Morning Report – Housing still very affordable 1/24/14

Vital Statistics:

Last Change Percent
S&P Futures 1812.4 -11.8 -0.65%
Eurostoxx Index 3075.9 -41.2 -1.32%
Oil (WTI) 97.19 -0.1 -0.13%
LIBOR 0.235 -0.003 -1.36%
US Dollar Index (DXY) 80.45 0.007 0.01%
10 Year Govt Bond Yield 2.74% -0.04%
Current Coupon Ginnie Mae TBA 105.4 0.1
Current Coupon Fannie Mae TBA 104.2 0.1
RPX Composite Real Estate Index 200.7 -0.2
BankRate 30 Year Fixed Rate Mortgage 4.38
Markets are lower again after yesterday’s bloodbath. Emerging markets have been getting smoked lately, which is probably QE – driven to some extent. Bonds are beneficiaries of the risk-off trade, with the 10 year trading below 2.75%.
The government’s guns are not only trained on mortgage bankers, they are also on payday lenders who are running afoul of usury laws.

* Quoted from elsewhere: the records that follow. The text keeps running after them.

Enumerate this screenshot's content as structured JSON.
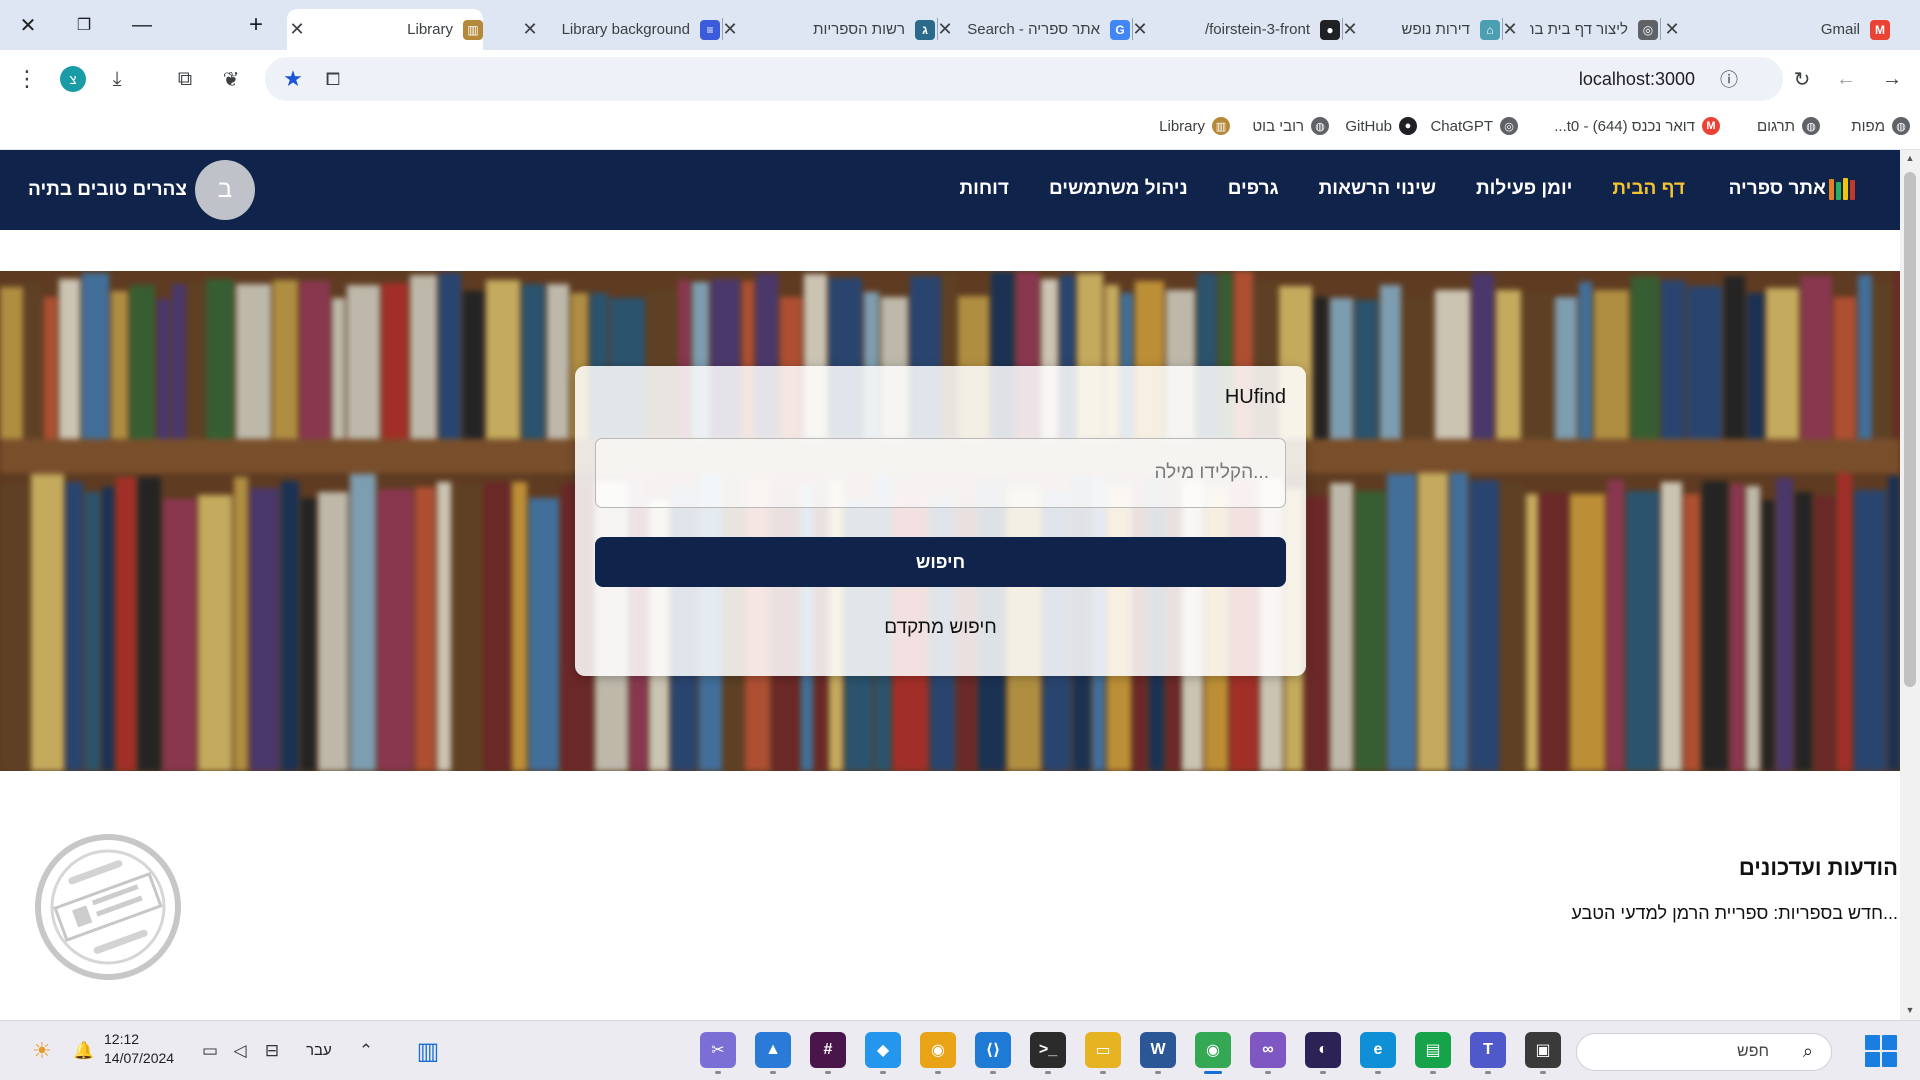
{
  "browser": {
    "tabs": [
      {
        "title": "Gmail",
        "icon": "gmail-icon",
        "color": "#ea4335",
        "glyph": "M",
        "active": false
      },
      {
        "title": "ליצור דף בית בריא",
        "icon": "chatgpt-icon",
        "color": "#5f6368",
        "glyph": "◎",
        "active": false
      },
      {
        "title": "דירות נופש",
        "icon": "site-icon",
        "color": "#4b9fb0",
        "glyph": "⌂",
        "active": false
      },
      {
        "title": "foirstein-3-front/",
        "icon": "github-icon",
        "color": "#202124",
        "glyph": "●",
        "active": false
      },
      {
        "title": "אתר ספריה - Search",
        "icon": "google-icon",
        "color": "#4285f4",
        "glyph": "G",
        "active": false
      },
      {
        "title": "רשות הספריות",
        "icon": "library-authority-icon",
        "color": "#2b6a8a",
        "glyph": "ג",
        "active": false
      },
      {
        "title": "Library background",
        "icon": "forms-icon",
        "color": "#3b5bdb",
        "glyph": "≡",
        "active": false
      },
      {
        "title": "Library",
        "icon": "library-icon",
        "color": "#b5893a",
        "glyph": "▥",
        "active": true
      }
    ],
    "url": "localhost:3000",
    "profile_initial": "צ",
    "bookmarks": [
      {
        "label": "מפות",
        "icon": "globe-icon",
        "color": "#5f6368",
        "glyph": "◍"
      },
      {
        "label": "תרגום",
        "icon": "globe-icon",
        "color": "#5f6368",
        "glyph": "◍"
      },
      {
        "label": "דואר נכנס (644) - t0...",
        "icon": "gmail-icon",
        "color": "#ea4335",
        "glyph": "M"
      },
      {
        "label": "ChatGPT",
        "icon": "chatgpt-icon",
        "color": "#5f6368",
        "glyph": "◎"
      },
      {
        "label": "GitHub",
        "icon": "github-icon",
        "color": "#202124",
        "glyph": "●"
      },
      {
        "label": "רובי בוט",
        "icon": "globe-icon",
        "color": "#5f6368",
        "glyph": "◍"
      },
      {
        "label": "Library",
        "icon": "library-icon",
        "color": "#b5893a",
        "glyph": "▥"
      }
    ]
  },
  "site": {
    "brand": "אתר ספריה",
    "nav": [
      {
        "label": "דף הבית",
        "active": true
      },
      {
        "label": "יומן פעילות",
        "active": false
      },
      {
        "label": "שינוי הרשאות",
        "active": false
      },
      {
        "label": "גרפים",
        "active": false
      },
      {
        "label": "ניהול משתמשים",
        "active": false
      },
      {
        "label": "דוחות",
        "active": false
      }
    ],
    "user": {
      "initial": "ב",
      "greeting": "צהרים טובים בתיה"
    },
    "search": {
      "title": "HUfind",
      "placeholder": "...הקלידו מילה",
      "button": "חיפוש",
      "advanced": "חיפוש מתקדם"
    },
    "announcements": {
      "title": "הודעות ועדכונים",
      "items": [
        "...חדש בספריות: ספריית הרמן למדעי הטבע"
      ]
    },
    "colors": {
      "navbar": "#10234a",
      "nav_active": "#f4c430",
      "button": "#10234a"
    }
  },
  "taskbar": {
    "time": "12:12",
    "date": "14/07/2024",
    "language": "עבר",
    "search_label": "חפש",
    "apps": [
      {
        "name": "snipping-tool-icon",
        "color": "#7b6fd6",
        "glyph": "✂"
      },
      {
        "name": "photos-icon",
        "color": "#2a7bd8",
        "glyph": "▲"
      },
      {
        "name": "slack-icon",
        "color": "#4a154b",
        "glyph": "#"
      },
      {
        "name": "docker-icon",
        "color": "#2496ed",
        "glyph": "◆"
      },
      {
        "name": "chrome-canary-icon",
        "color": "#e8a317",
        "glyph": "◉"
      },
      {
        "name": "vscode-icon",
        "color": "#1f7ad6",
        "glyph": "⟨⟩"
      },
      {
        "name": "terminal-icon",
        "color": "#2b2b2b",
        "glyph": ">_"
      },
      {
        "name": "file-explorer-icon",
        "color": "#e6b422",
        "glyph": "▭"
      },
      {
        "name": "word-icon",
        "color": "#2b5797",
        "glyph": "W"
      },
      {
        "name": "chrome-icon",
        "color": "#34a853",
        "glyph": "◉"
      },
      {
        "name": "visual-studio-icon",
        "color": "#7e57c2",
        "glyph": "∞"
      },
      {
        "name": "eclipse-icon",
        "color": "#2c2255",
        "glyph": "◐"
      },
      {
        "name": "edge-icon",
        "color": "#0f8fd6",
        "glyph": "e"
      },
      {
        "name": "chat-icon",
        "color": "#16a34a",
        "glyph": "▤"
      },
      {
        "name": "teams-icon",
        "color": "#5059c9",
        "glyph": "T"
      },
      {
        "name": "terminal-dark-icon",
        "color": "#3a3a3a",
        "glyph": "▣"
      }
    ]
  }
}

The Feds seem to forget that if a lender is going to make a loan that only lasts a week or so, they have to charge a high enough interest rate to make it worthwhile. Which means an eye-popping rate if you annualize it. They also hate check cashing places too. Not sure what low-income people are going to do for cash once these guys are chased out of business, but I am sure fair lending will have something to do with the “solution.”
Another chart to show how affordable buying has become. I took the median house price since the mid 70s, and calculated the expected mortgage payment using the conforming rate at the time (with 20% down) and divided that by median income. We have just bounced off all-time lows, so even though housing is more expensive than it was a year ago, it is still very cheap historically.